もったいないお言葉…本当にありがとうございます!
正直僕もおっかなびっくりやっているところがあるので、お褒めの言葉をいただけるだけでもありがたいです!
今後もお付き合いいただけると幸いです。
>たぶんこういうことなんじゃないかなと、もやもやと思いながら観た感想の答え合わせをしている感じで読んでいます。
この手の解説記事は色んな方の解釈があってこそだと思います。
こまさんご自身の解釈と合わせて、僕の記事との違いや共通点を楽しんでもらえれば…。
それに僕の書いたことも必ずしも正解ではないので、気になるところとかがあればいつでも仰ってください!
>そういう観点から俺ガイルは非常にめんどくさい作品だと感じつつ、なぜか話に引き込まれるし進展が気になるラブコメの王道作品だと思います。
仰る通り、伝えることが下手な面々が主人公だからこそ、『俺ガイル』の面倒くささが生まれていると思いますし、だからこそ面白くなっているのだと思います。
ただ、学生の頃に見ていた時の方がもっと感じ方が違ったかなぁ…と大人になってしまってからはしみじみ思いますね(笑)

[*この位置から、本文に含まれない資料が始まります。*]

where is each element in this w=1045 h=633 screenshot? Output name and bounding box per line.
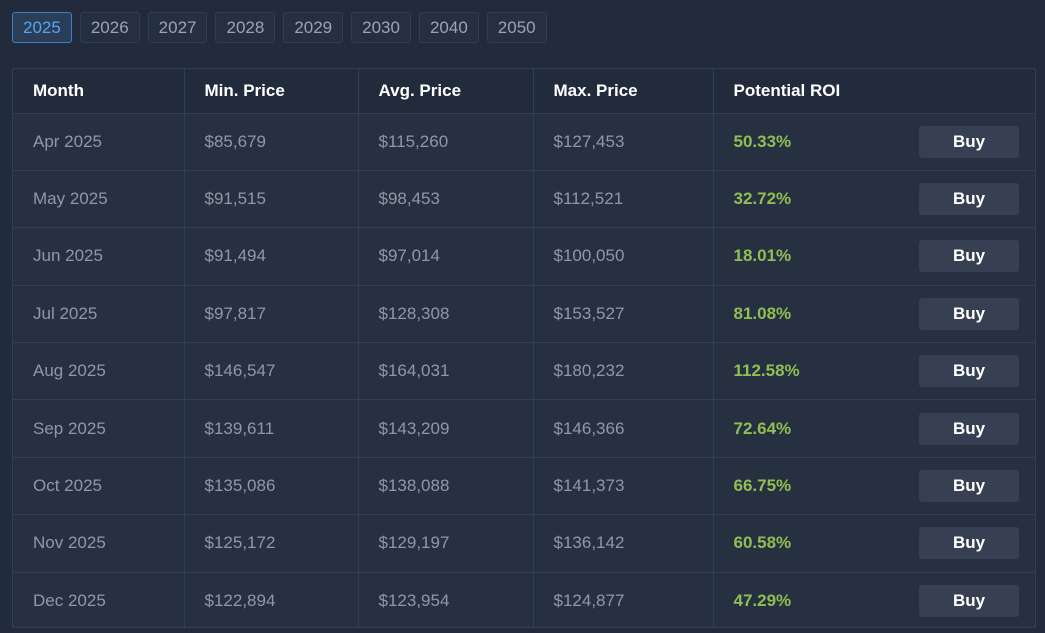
buy-button[interactable]: Buy <box>919 585 1019 618</box>
year-tab-2026[interactable]: 2026 <box>79 12 140 43</box>
avg-price-cell: $129,197 <box>358 514 534 573</box>
action-cell: Buy <box>898 285 1035 344</box>
potential-roi-cell: 18.01% <box>713 227 898 286</box>
buy-button[interactable]: Buy <box>919 183 1019 216</box>
min-price-cell: $125,172 <box>184 514 359 573</box>
table-header-row: Month Min. Price Avg. Price Max. Price P… <box>13 69 1035 114</box>
column-header-month: Month <box>13 69 185 114</box>
year-tab-2050[interactable]: 2050 <box>486 12 547 43</box>
column-header-avg-price: Avg. Price <box>358 69 534 114</box>
potential-roi-cell: 66.75% <box>713 457 898 516</box>
max-price-cell: $112,521 <box>533 170 714 229</box>
avg-price-cell: $98,453 <box>358 170 534 229</box>
month-cell: May 2025 <box>13 170 185 229</box>
action-cell: Buy <box>898 342 1035 401</box>
potential-roi-cell: 47.29% <box>733 591 792 611</box>
column-header-min-price: Min. Price <box>184 69 359 114</box>
min-price-cell: $97,817 <box>184 285 359 344</box>
buy-button[interactable]: Buy <box>919 355 1019 388</box>
month-cell: Oct 2025 <box>13 457 185 516</box>
table-row: Jun 2025 $91,494 $97,014 $100,050 18.01% Buy <box>13 227 1035 286</box>
action-cell: Buy <box>898 113 1035 171</box>
table-row: Aug 2025 $146,547 $164,031 $180,232 112.58% B… <box>13 342 1035 401</box>
table-row: Jul 2025 $97,817 $128,308 $153,527 81.08% Buy <box>13 285 1035 344</box>
max-price-cell: $124,877 <box>533 572 714 627</box>
action-cell: Buy <box>898 457 1035 516</box>
year-tabs: 2025 2026 2027 2028 2029 2030 2040 2050 <box>12 12 547 43</box>
avg-price-cell: $143,209 <box>358 399 534 458</box>
max-price-cell: $141,373 <box>533 457 714 516</box>
action-cell: Buy <box>898 514 1035 573</box>
year-tab-2027[interactable]: 2027 <box>147 12 208 43</box>
avg-price-cell: $115,260 <box>358 113 534 171</box>
month-cell: Aug 2025 <box>13 342 185 401</box>
avg-price-cell: $123,954 <box>358 572 534 627</box>
action-cell: Buy <box>898 170 1035 229</box>
potential-roi-cell: 81.08% <box>713 285 898 344</box>
month-cell: Sep 2025 <box>13 399 185 458</box>
price-forecast-table: Month Min. Price Avg. Price Max. Price P… <box>12 68 1036 628</box>
buy-button[interactable]: Buy <box>919 412 1019 445</box>
table-row: Sep 2025 $139,611 $143,209 $146,366 72.64% Bu… <box>13 399 1035 458</box>
action-cell: Buy <box>898 227 1035 286</box>
buy-button[interactable]: Buy <box>919 125 1019 158</box>
month-cell: Dec 2025 <box>13 572 185 627</box>
potential-roi-cell: 112.58% <box>713 342 898 401</box>
action-cell: Buy <box>898 399 1035 458</box>
avg-price-cell: $128,308 <box>358 285 534 344</box>
month-cell: Jul 2025 <box>13 285 185 344</box>
avg-price-cell: $164,031 <box>358 342 534 401</box>
buy-button[interactable]: Buy <box>919 297 1019 330</box>
table-row: Oct 2025 $135,086 $138,088 $141,373 66.75% Bu… <box>13 457 1035 516</box>
min-price-cell: $91,515 <box>184 170 359 229</box>
max-price-cell: $100,050 <box>533 227 714 286</box>
year-tab-2040[interactable]: 2040 <box>418 12 479 43</box>
max-price-cell: $153,527 <box>533 285 714 344</box>
avg-price-cell: $97,014 <box>358 227 534 286</box>
min-price-cell: $139,611 <box>184 399 359 458</box>
max-price-cell: $180,232 <box>533 342 714 401</box>
table-row: Dec 2025 $122,894 $123,954 $124,877 47.29% Bu… <box>13 572 1035 627</box>
min-price-cell: $122,894 <box>184 572 359 627</box>
column-header-potential-roi: Potential ROI <box>713 69 898 114</box>
potential-roi-cell: 60.58% <box>713 514 898 573</box>
action-cell: Buy <box>898 572 1035 627</box>
column-header-action <box>898 69 1035 114</box>
min-price-cell: $91,494 <box>184 227 359 286</box>
avg-price-cell: $138,088 <box>358 457 534 516</box>
table-row: Nov 2025 $125,172 $129,197 $136,142 60.58% Bu… <box>13 514 1035 573</box>
year-tab-2030[interactable]: 2030 <box>351 12 411 43</box>
max-price-cell: $127,453 <box>533 113 714 171</box>
table-row: Apr 2025 $85,679 $115,260 $127,453 50.33% Buy <box>13 113 1035 171</box>
min-price-cell: $85,679 <box>184 113 359 171</box>
min-price-cell: $146,547 <box>184 342 359 401</box>
potential-roi-cell: 50.33% <box>713 113 898 171</box>
buy-button[interactable]: Buy <box>919 240 1019 273</box>
month-cell: Jun 2025 <box>13 227 185 286</box>
buy-button[interactable]: Buy <box>919 527 1019 560</box>
year-tab-2028[interactable]: 2028 <box>215 12 276 43</box>
column-header-max-price: Max. Price <box>533 69 714 114</box>
min-price-cell: $135,086 <box>184 457 359 516</box>
max-price-cell: $146,366 <box>533 399 714 458</box>
table-row: May 2025 $91,515 $98,453 $112,521 32.72% Buy <box>13 170 1035 229</box>
year-tab-2029[interactable]: 2029 <box>283 12 344 43</box>
potential-roi-cell: 72.64% <box>713 399 898 458</box>
potential-roi-cell: 32.72% <box>713 170 898 229</box>
year-tab-2025[interactable]: 2025 <box>12 12 72 43</box>
max-price-cell: $136,142 <box>533 514 714 573</box>
month-cell: Apr 2025 <box>13 113 185 171</box>
month-cell: Nov 2025 <box>13 514 185 573</box>
buy-button[interactable]: Buy <box>919 470 1019 503</box>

今はゆいとゆきの、ふたりとも、譲る気持ちの可能性はありませんか
8月さんコメントありがとうございます!
>今はゆいとゆきの、ふたりとも、譲る気持ちの可能性はありませんか
結衣と雪乃がそれぞれ八幡をお互いに譲ることを指しているのでしょうか?
今回のエピソードを見る限り、少なくとも雪乃は譲る気だったようですし、結衣も少し前は雪乃と八幡の関係に勝てないと判断して身を引きかけていたので、ある意味「ふたりとも譲る」に近しい状況だったと思います。
ただ、結衣が八幡のことも、雪乃のことも大切にしたい、ずっと関係を続けたいと明言し、自分の想いを貫くことを示唆したため、その状況からは一歩踏み出していると感じがしますね。
そもそも「お互いが譲る」というのは、相手のことを想うとはいえ、あまりに諦めが勝ち過ぎているので、どうにも八幡達が求める「本物」とは食い違う印象です。
互いを想うからこそ、それぞれの想いを貫く道を選ぶことが『俺ガイル』らしいと個人的に思います。